As Arctic nations, Iceland and Greenland have both become very much the focus of a world whose interest is focused on the Arctic for a variety of reasons. Traditionally, the relations between the two islands are very good and stable. However, in view of the increased international interest as well as common threats from climate change, political situations due to their own position, closer cooperation would be appropriate. Last week, Iceland’s Prime Minister Katrín Jakobsdottír visited the Greenlandic head of government Muté B. Egede.

After 24 years, it was once again time to pay a visit to the larger neighbor in terms of area and to reaffirm the traditionally good relations between Iceland and Greenland. During a total of three days Prime Minister Jakobsdottír stayed in Nuuk and discussed various aspects of Iceland-Greenland relations with her head of government Egede. At the concluding press conference, both sides made it clear that the visit was only the starting signal for a new and closer cooperation between Iceland and Greenland and that they had to discuss further concrete plans. It was stated that they want to cooperate mainly in the areas of economy, tourism, environment, energy and gender issues and are now working out the details. Prime Minister Jakobsdottír also visited the University of Greenland Ilisimatusarfik, where she met with Naaja Nathanielsen, Minister of Justice, Natural Resources and Gender Equality, and discussed the topic of gender equality. Iceland’s Prime Minister Jakobsdottír also invited Muté B. Egede to Iceland.

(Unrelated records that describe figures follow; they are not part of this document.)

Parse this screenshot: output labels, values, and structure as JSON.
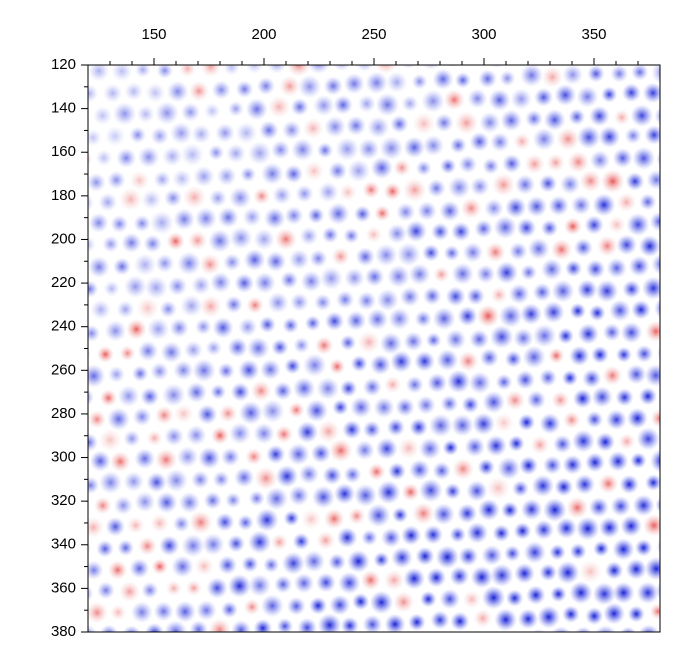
{
  "chart_data": {
    "type": "image",
    "xlim": [
      120,
      380
    ],
    "ylim": [
      120,
      380
    ],
    "xticks": [
      150,
      200,
      250,
      300,
      350
    ],
    "yticks": [
      120,
      140,
      160,
      180,
      200,
      220,
      240,
      260,
      280,
      300,
      320,
      340,
      360,
      380
    ],
    "xminorticks": [
      130,
      140,
      160,
      170,
      180,
      190,
      210,
      220,
      230,
      240,
      260,
      270,
      280,
      290,
      310,
      320,
      330,
      340,
      360,
      370
    ],
    "yminorticks": [
      130,
      150,
      170,
      190,
      210,
      230,
      250,
      270,
      290,
      310,
      330,
      350,
      370
    ],
    "y_inverted": true
  }
}
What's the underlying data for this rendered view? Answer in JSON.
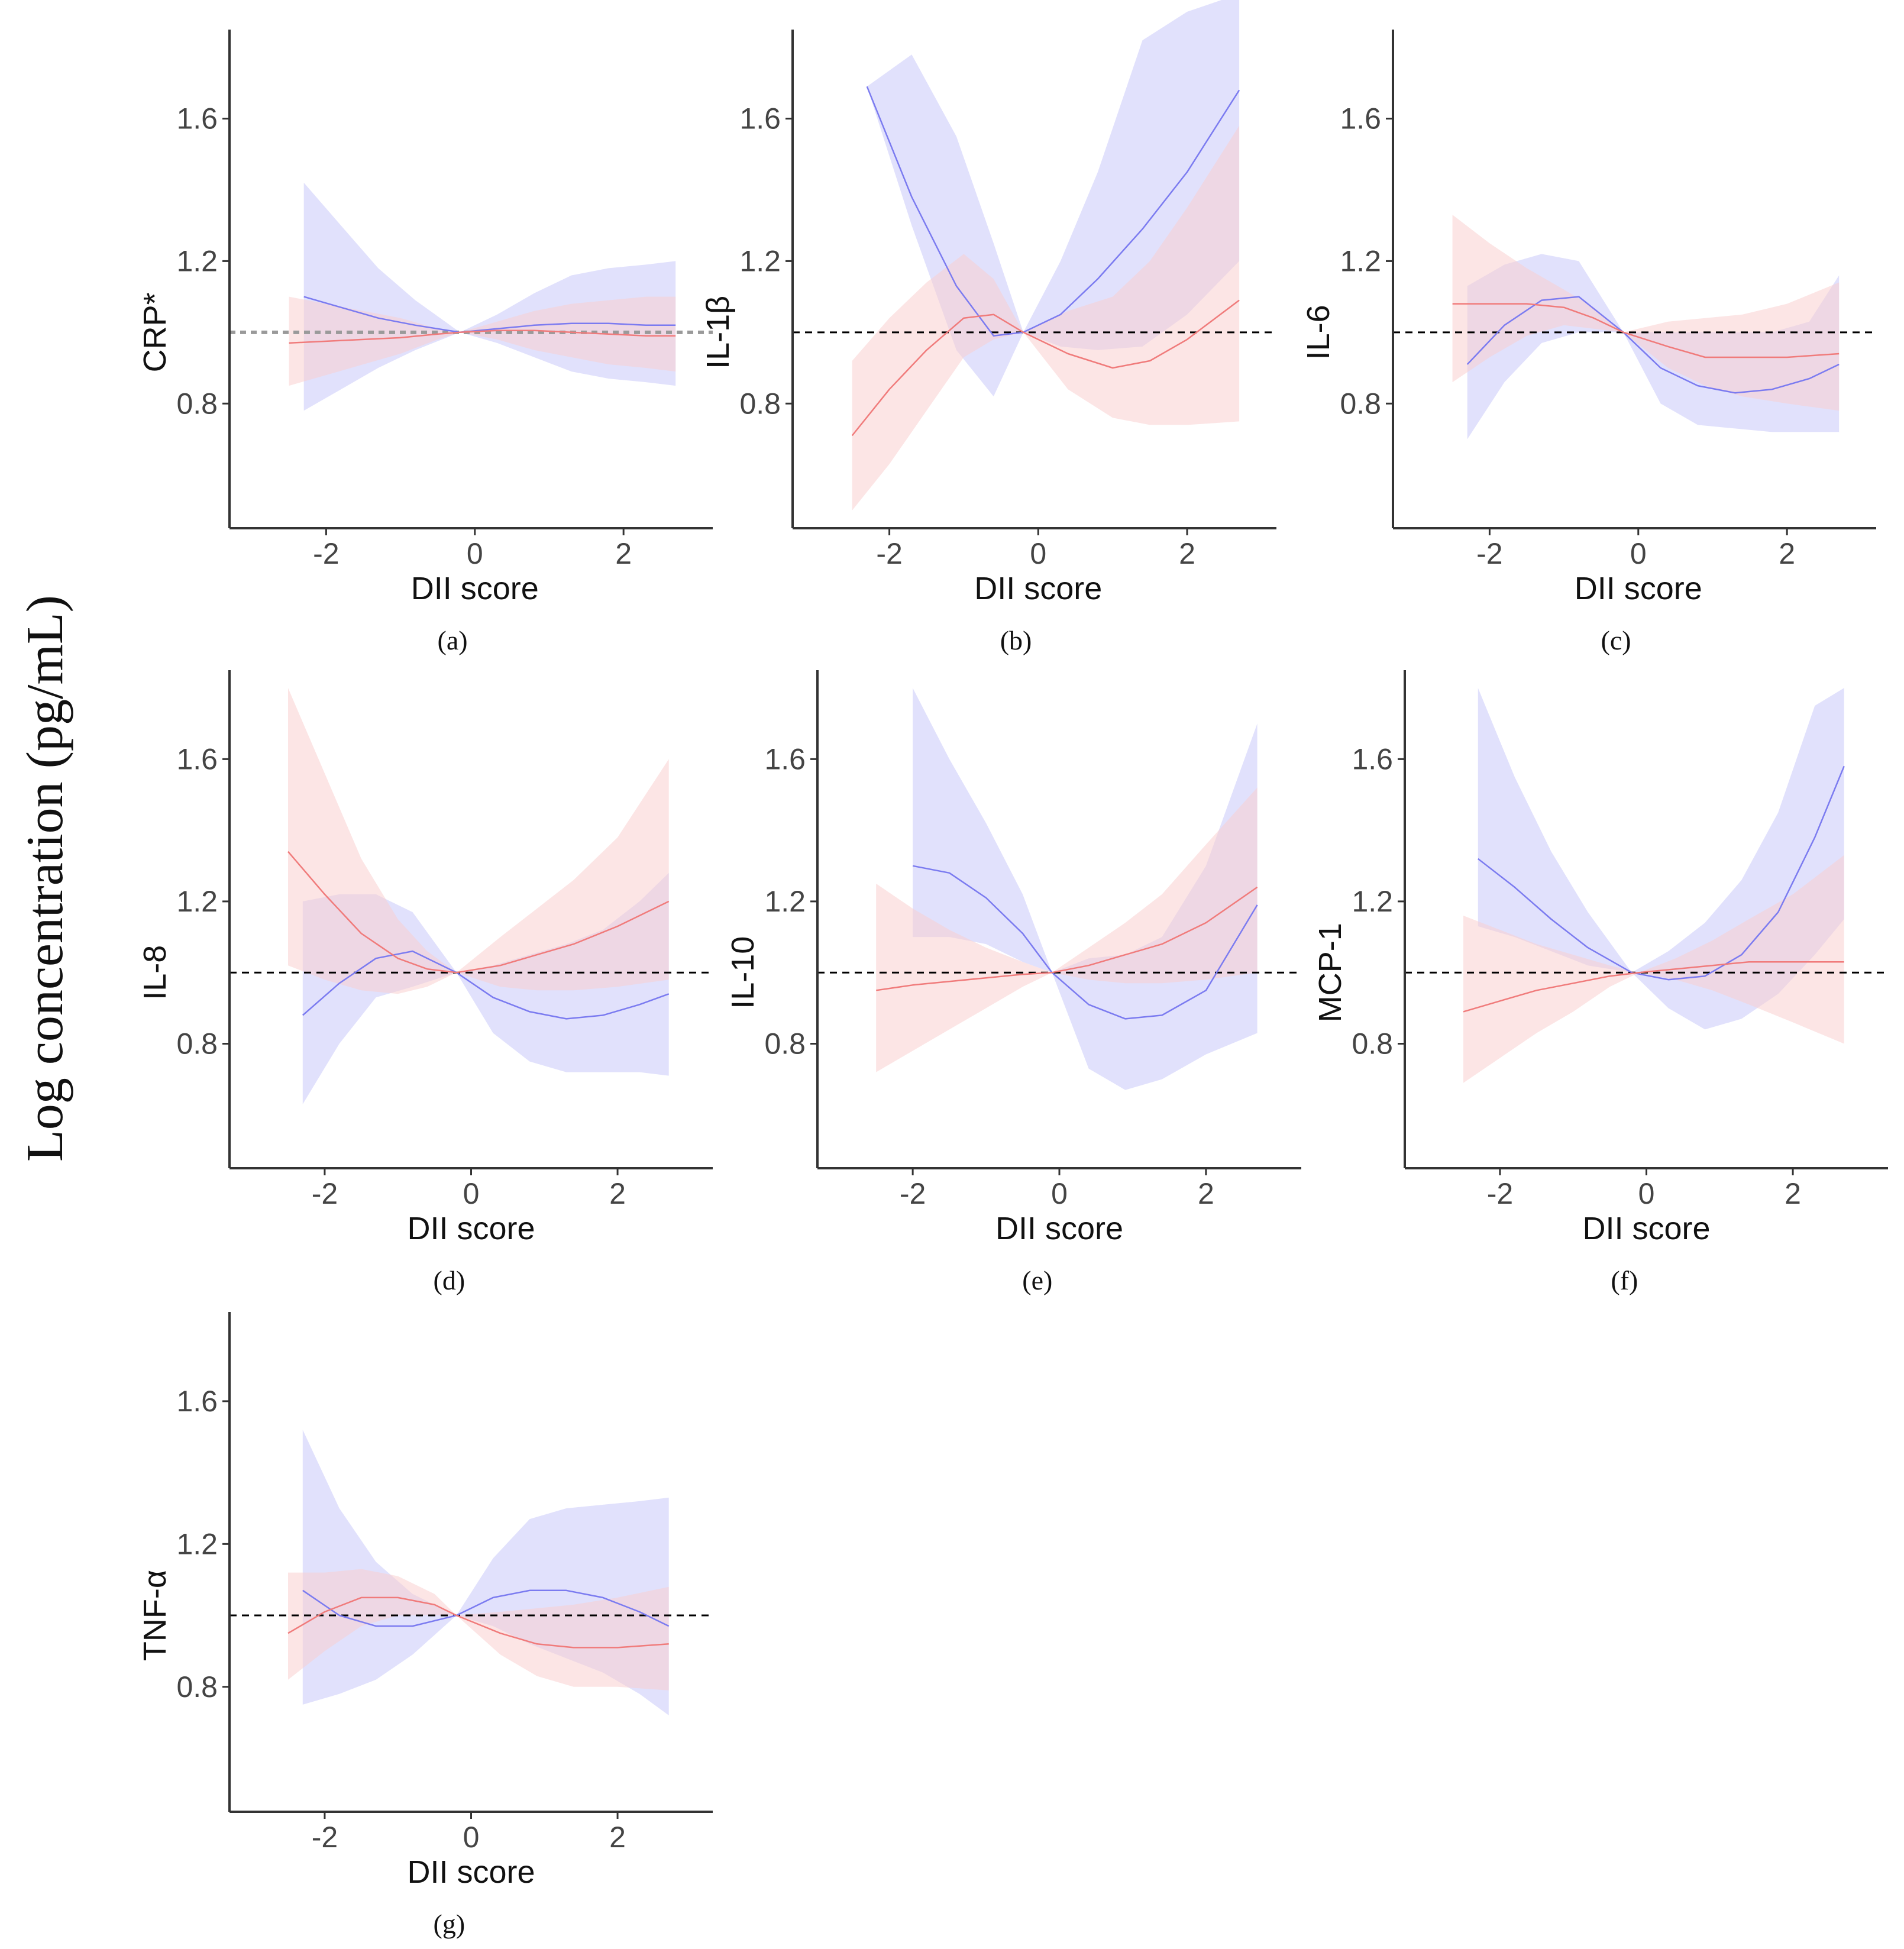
{
  "figure": {
    "global_ylabel": "Log concentration (pg/mL)",
    "colors": {
      "series_blue": "#7b7bf0",
      "series_red": "#f07b7b",
      "band_blue": "#c8c8fa",
      "band_red": "#fad0d0",
      "reference_line": "#000000",
      "reference_line_crp": "#9a9a9a",
      "axis": "#333333"
    }
  },
  "chart_data": [
    {
      "type": "line",
      "caption": "(a)",
      "ylabel": "CRP*",
      "xlabel": "DII score",
      "xlim": [
        -3.3,
        3.2
      ],
      "ylim": [
        0.45,
        1.85
      ],
      "xticks": [
        "-2",
        "0",
        "2"
      ],
      "yticks": [
        "0.8",
        "1.2",
        "1.6"
      ],
      "reference_y": 1.0,
      "series": [
        {
          "name": "blue",
          "x": [
            -2.3,
            -1.8,
            -1.3,
            -0.8,
            -0.2,
            0.3,
            0.8,
            1.3,
            1.8,
            2.3,
            2.7
          ],
          "y": [
            1.1,
            1.07,
            1.04,
            1.02,
            1.0,
            1.01,
            1.02,
            1.025,
            1.025,
            1.02,
            1.02
          ],
          "lower": [
            0.78,
            0.84,
            0.9,
            0.95,
            1.0,
            0.97,
            0.93,
            0.89,
            0.87,
            0.86,
            0.85
          ],
          "upper": [
            1.42,
            1.3,
            1.18,
            1.09,
            1.0,
            1.05,
            1.11,
            1.16,
            1.18,
            1.19,
            1.2
          ]
        },
        {
          "name": "red",
          "x": [
            -2.5,
            -2.0,
            -1.5,
            -1.0,
            -0.5,
            -0.2,
            0.3,
            0.8,
            1.3,
            1.8,
            2.3,
            2.7
          ],
          "y": [
            0.97,
            0.975,
            0.98,
            0.985,
            0.995,
            1.0,
            1.005,
            1.005,
            1.0,
            0.995,
            0.99,
            0.99
          ],
          "lower": [
            0.85,
            0.88,
            0.91,
            0.94,
            0.98,
            1.0,
            0.98,
            0.95,
            0.93,
            0.91,
            0.9,
            0.89
          ],
          "upper": [
            1.1,
            1.08,
            1.06,
            1.04,
            1.01,
            1.0,
            1.03,
            1.06,
            1.08,
            1.09,
            1.1,
            1.1
          ]
        }
      ]
    },
    {
      "type": "line",
      "caption": "(b)",
      "ylabel": "IL-1β",
      "xlabel": "DII score",
      "xlim": [
        -3.3,
        3.2
      ],
      "ylim": [
        0.45,
        1.85
      ],
      "xticks": [
        "-2",
        "0",
        "2"
      ],
      "yticks": [
        "0.8",
        "1.2",
        "1.6"
      ],
      "reference_y": 1.0,
      "series": [
        {
          "name": "blue",
          "x": [
            -2.3,
            -1.7,
            -1.1,
            -0.6,
            -0.2,
            0.3,
            0.8,
            1.4,
            2.0,
            2.7
          ],
          "y": [
            1.69,
            1.38,
            1.13,
            0.99,
            1.0,
            1.05,
            1.15,
            1.29,
            1.45,
            1.68
          ],
          "lower": [
            1.69,
            1.3,
            0.95,
            0.82,
            1.0,
            0.96,
            0.95,
            0.96,
            1.05,
            1.2
          ],
          "upper": [
            1.69,
            1.78,
            1.55,
            1.25,
            1.0,
            1.2,
            1.45,
            1.82,
            1.9,
            1.95
          ]
        },
        {
          "name": "red",
          "x": [
            -2.5,
            -2.0,
            -1.5,
            -1.0,
            -0.6,
            -0.2,
            0.4,
            1.0,
            1.5,
            2.0,
            2.7
          ],
          "y": [
            0.71,
            0.84,
            0.95,
            1.04,
            1.05,
            1.0,
            0.94,
            0.9,
            0.92,
            0.98,
            1.09
          ],
          "lower": [
            0.5,
            0.63,
            0.78,
            0.93,
            0.98,
            1.0,
            0.84,
            0.76,
            0.74,
            0.74,
            0.75
          ],
          "upper": [
            0.92,
            1.04,
            1.14,
            1.22,
            1.15,
            1.0,
            1.06,
            1.1,
            1.2,
            1.35,
            1.58
          ]
        }
      ]
    },
    {
      "type": "line",
      "caption": "(c)",
      "ylabel": "IL-6",
      "xlabel": "DII score",
      "xlim": [
        -3.3,
        3.2
      ],
      "ylim": [
        0.45,
        1.85
      ],
      "xticks": [
        "-2",
        "0",
        "2"
      ],
      "yticks": [
        "0.8",
        "1.2",
        "1.6"
      ],
      "reference_y": 1.0,
      "series": [
        {
          "name": "blue",
          "x": [
            -2.3,
            -1.8,
            -1.3,
            -0.8,
            -0.2,
            0.3,
            0.8,
            1.3,
            1.8,
            2.3,
            2.7
          ],
          "y": [
            0.91,
            1.02,
            1.09,
            1.1,
            1.0,
            0.9,
            0.85,
            0.83,
            0.84,
            0.87,
            0.91
          ],
          "lower": [
            0.7,
            0.86,
            0.97,
            1.0,
            1.0,
            0.8,
            0.74,
            0.73,
            0.72,
            0.72,
            0.72
          ],
          "upper": [
            1.13,
            1.19,
            1.22,
            1.2,
            1.0,
            1.0,
            1.0,
            1.0,
            1.0,
            1.03,
            1.16
          ]
        },
        {
          "name": "red",
          "x": [
            -2.5,
            -2.0,
            -1.5,
            -1.0,
            -0.6,
            -0.2,
            0.4,
            0.9,
            1.4,
            2.0,
            2.7
          ],
          "y": [
            1.08,
            1.08,
            1.08,
            1.07,
            1.04,
            1.0,
            0.96,
            0.93,
            0.93,
            0.93,
            0.94
          ],
          "lower": [
            0.86,
            0.93,
            0.99,
            1.02,
            1.01,
            1.0,
            0.9,
            0.85,
            0.82,
            0.8,
            0.78
          ],
          "upper": [
            1.33,
            1.25,
            1.18,
            1.12,
            1.07,
            1.0,
            1.03,
            1.04,
            1.05,
            1.08,
            1.14
          ]
        }
      ]
    },
    {
      "type": "line",
      "caption": "(d)",
      "ylabel": "IL-8",
      "xlabel": "DII score",
      "xlim": [
        -3.3,
        3.3
      ],
      "ylim": [
        0.45,
        1.85
      ],
      "xticks": [
        "-2",
        "0",
        "2"
      ],
      "yticks": [
        "0.8",
        "1.2",
        "1.6"
      ],
      "reference_y": 1.0,
      "series": [
        {
          "name": "blue",
          "x": [
            -2.3,
            -1.8,
            -1.3,
            -0.8,
            -0.2,
            0.3,
            0.8,
            1.3,
            1.8,
            2.3,
            2.7
          ],
          "y": [
            0.88,
            0.97,
            1.04,
            1.06,
            1.0,
            0.93,
            0.89,
            0.87,
            0.88,
            0.91,
            0.94
          ],
          "lower": [
            0.63,
            0.8,
            0.93,
            0.96,
            1.0,
            0.83,
            0.75,
            0.72,
            0.72,
            0.72,
            0.71
          ],
          "upper": [
            1.2,
            1.22,
            1.22,
            1.17,
            1.0,
            1.02,
            1.05,
            1.08,
            1.12,
            1.2,
            1.28
          ]
        },
        {
          "name": "red",
          "x": [
            -2.5,
            -2.0,
            -1.5,
            -1.0,
            -0.6,
            -0.2,
            0.4,
            0.9,
            1.4,
            2.0,
            2.7
          ],
          "y": [
            1.34,
            1.22,
            1.11,
            1.04,
            1.01,
            1.0,
            1.02,
            1.05,
            1.08,
            1.13,
            1.2
          ],
          "lower": [
            1.02,
            0.98,
            0.95,
            0.94,
            0.96,
            1.0,
            0.96,
            0.95,
            0.95,
            0.96,
            0.98
          ],
          "upper": [
            1.8,
            1.56,
            1.32,
            1.15,
            1.06,
            1.0,
            1.1,
            1.18,
            1.26,
            1.38,
            1.6
          ]
        }
      ]
    },
    {
      "type": "line",
      "caption": "(e)",
      "ylabel": "IL-10",
      "xlabel": "DII score",
      "xlim": [
        -3.3,
        3.3
      ],
      "ylim": [
        0.45,
        1.85
      ],
      "xticks": [
        "-2",
        "0",
        "2"
      ],
      "yticks": [
        "0.8",
        "1.2",
        "1.6"
      ],
      "reference_y": 1.0,
      "series": [
        {
          "name": "blue",
          "x": [
            -2.0,
            -1.5,
            -1.0,
            -0.5,
            -0.1,
            0.4,
            0.9,
            1.4,
            2.0,
            2.7
          ],
          "y": [
            1.3,
            1.28,
            1.21,
            1.11,
            1.0,
            0.91,
            0.87,
            0.88,
            0.95,
            1.19
          ],
          "lower": [
            1.1,
            1.1,
            1.08,
            1.03,
            1.0,
            0.73,
            0.67,
            0.7,
            0.77,
            0.83
          ],
          "upper": [
            1.8,
            1.6,
            1.42,
            1.22,
            1.0,
            1.04,
            1.05,
            1.1,
            1.3,
            1.7
          ]
        },
        {
          "name": "red",
          "x": [
            -2.5,
            -2.0,
            -1.5,
            -1.0,
            -0.5,
            -0.1,
            0.4,
            0.9,
            1.4,
            2.0,
            2.7
          ],
          "y": [
            0.95,
            0.965,
            0.975,
            0.985,
            0.995,
            1.0,
            1.02,
            1.05,
            1.08,
            1.14,
            1.24
          ],
          "lower": [
            0.72,
            0.78,
            0.84,
            0.9,
            0.96,
            1.0,
            0.98,
            0.97,
            0.97,
            0.98,
            1.0
          ],
          "upper": [
            1.25,
            1.18,
            1.12,
            1.07,
            1.03,
            1.0,
            1.07,
            1.14,
            1.22,
            1.36,
            1.52
          ]
        }
      ]
    },
    {
      "type": "line",
      "caption": "(f)",
      "ylabel": "MCP-1",
      "xlabel": "DII score",
      "xlim": [
        -3.3,
        3.3
      ],
      "ylim": [
        0.45,
        1.85
      ],
      "xticks": [
        "-2",
        "0",
        "2"
      ],
      "yticks": [
        "0.8",
        "1.2",
        "1.6"
      ],
      "reference_y": 1.0,
      "series": [
        {
          "name": "blue",
          "x": [
            -2.3,
            -1.8,
            -1.3,
            -0.8,
            -0.2,
            0.3,
            0.8,
            1.3,
            1.8,
            2.3,
            2.7
          ],
          "y": [
            1.32,
            1.24,
            1.15,
            1.07,
            1.0,
            0.98,
            0.99,
            1.05,
            1.17,
            1.38,
            1.58
          ],
          "lower": [
            1.13,
            1.1,
            1.06,
            1.02,
            1.0,
            0.9,
            0.84,
            0.87,
            0.94,
            1.05,
            1.15
          ],
          "upper": [
            1.8,
            1.55,
            1.34,
            1.17,
            1.0,
            1.06,
            1.14,
            1.26,
            1.45,
            1.75,
            1.8
          ]
        },
        {
          "name": "red",
          "x": [
            -2.5,
            -2.0,
            -1.5,
            -1.0,
            -0.5,
            -0.1,
            0.4,
            0.9,
            1.4,
            2.0,
            2.7
          ],
          "y": [
            0.89,
            0.92,
            0.95,
            0.97,
            0.99,
            1.0,
            1.01,
            1.02,
            1.03,
            1.03,
            1.03
          ],
          "lower": [
            0.69,
            0.76,
            0.83,
            0.89,
            0.96,
            1.0,
            0.98,
            0.95,
            0.91,
            0.86,
            0.8
          ],
          "upper": [
            1.16,
            1.12,
            1.08,
            1.05,
            1.02,
            1.0,
            1.04,
            1.09,
            1.15,
            1.22,
            1.33
          ]
        }
      ]
    },
    {
      "type": "line",
      "caption": "(g)",
      "ylabel": "TNF-α",
      "xlabel": "DII score",
      "xlim": [
        -3.3,
        3.3
      ],
      "ylim": [
        0.45,
        1.85
      ],
      "xticks": [
        "-2",
        "0",
        "2"
      ],
      "yticks": [
        "0.8",
        "1.2",
        "1.6"
      ],
      "reference_y": 1.0,
      "series": [
        {
          "name": "blue",
          "x": [
            -2.3,
            -1.8,
            -1.3,
            -0.8,
            -0.2,
            0.3,
            0.8,
            1.3,
            1.8,
            2.3,
            2.7
          ],
          "y": [
            1.07,
            1.0,
            0.97,
            0.97,
            1.0,
            1.05,
            1.07,
            1.07,
            1.05,
            1.01,
            0.97
          ],
          "lower": [
            0.75,
            0.78,
            0.82,
            0.89,
            1.0,
            0.97,
            0.92,
            0.88,
            0.84,
            0.78,
            0.72
          ],
          "upper": [
            1.52,
            1.3,
            1.15,
            1.06,
            1.0,
            1.16,
            1.27,
            1.3,
            1.31,
            1.32,
            1.33
          ]
        },
        {
          "name": "red",
          "x": [
            -2.5,
            -2.0,
            -1.5,
            -1.0,
            -0.5,
            -0.2,
            0.4,
            0.9,
            1.4,
            2.0,
            2.7
          ],
          "y": [
            0.95,
            1.01,
            1.05,
            1.05,
            1.03,
            1.0,
            0.95,
            0.92,
            0.91,
            0.91,
            0.92
          ],
          "lower": [
            0.82,
            0.9,
            0.97,
            1.0,
            1.0,
            1.0,
            0.89,
            0.83,
            0.8,
            0.8,
            0.79
          ],
          "upper": [
            1.12,
            1.12,
            1.13,
            1.11,
            1.06,
            1.0,
            1.01,
            1.02,
            1.03,
            1.05,
            1.08
          ]
        }
      ]
    }
  ]
}
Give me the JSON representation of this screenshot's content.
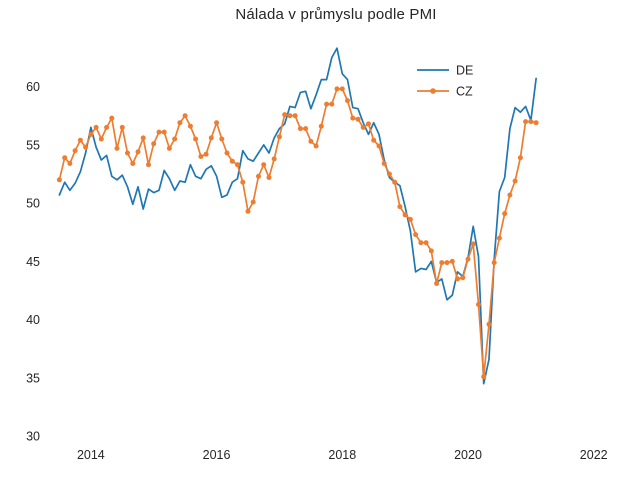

On the economic side, a free trade agreement is a priority for both Greenland, which is larger in terms of natural resources, and Iceland, which is economically stronger. This is because Iceland is a hugely important trading partner for Greenland, resulting in trade growth of around 67 percent over the past five years. Especially in the fisheries sector, which is the most important industry in Greenland and also an important share of GDP in Iceland, the figures have been increasing for years. And since Greenland wants to broaden its trade relations internationally, a free trade agreement would be a win-win situation for both sides. But the two countries also want to cooperate more closely in the field of tourism. As a hub for flights, Iceland is now an important stopover for tourists to Greenland. But they want to learn even more from each other, especially in the areas of “sustainability” and “environmental compatibility”, to avoid the mistakes of the past and to ensure that the local population can derive maximum benefit from the lucrative nature and cultural tourism.

The University of Greenland in Nuuk is the only such educational institution on the island. Around 750 students are enrolled here, with courses of study that are especially important for Greenland, such as health, economics, culture, language and history. Image: Sowwiki – Own work, CC BY-SA 3.0

In addition to talks on business and tourism, Iceland and Greenland also want to cooperate more in the areas of research and education. This makes a lot of sense, especially in terms of closer cooperation in the tourism sector, since both countries are very dependent on nature and the corresponding nature tourism, and at the same time are much more affected by climate change than many other nations. The aim is also to explore the possibilities of a more sustainable and environmentally friendly energy supply for the Greenlandic population, something in which Iceland already has a great deal of experience. The two countries also want to cooperate even more closely in the area of gender equality. Because Iceland is one of the countries with the highest equality rate between men and women on the international average, from which Greenland can definitely benefit even more, the corresponding Minister Nathanielsen is convinced. This will probably allow Greenland to shape its future even better, all thanks to its geographically smaller neighbor.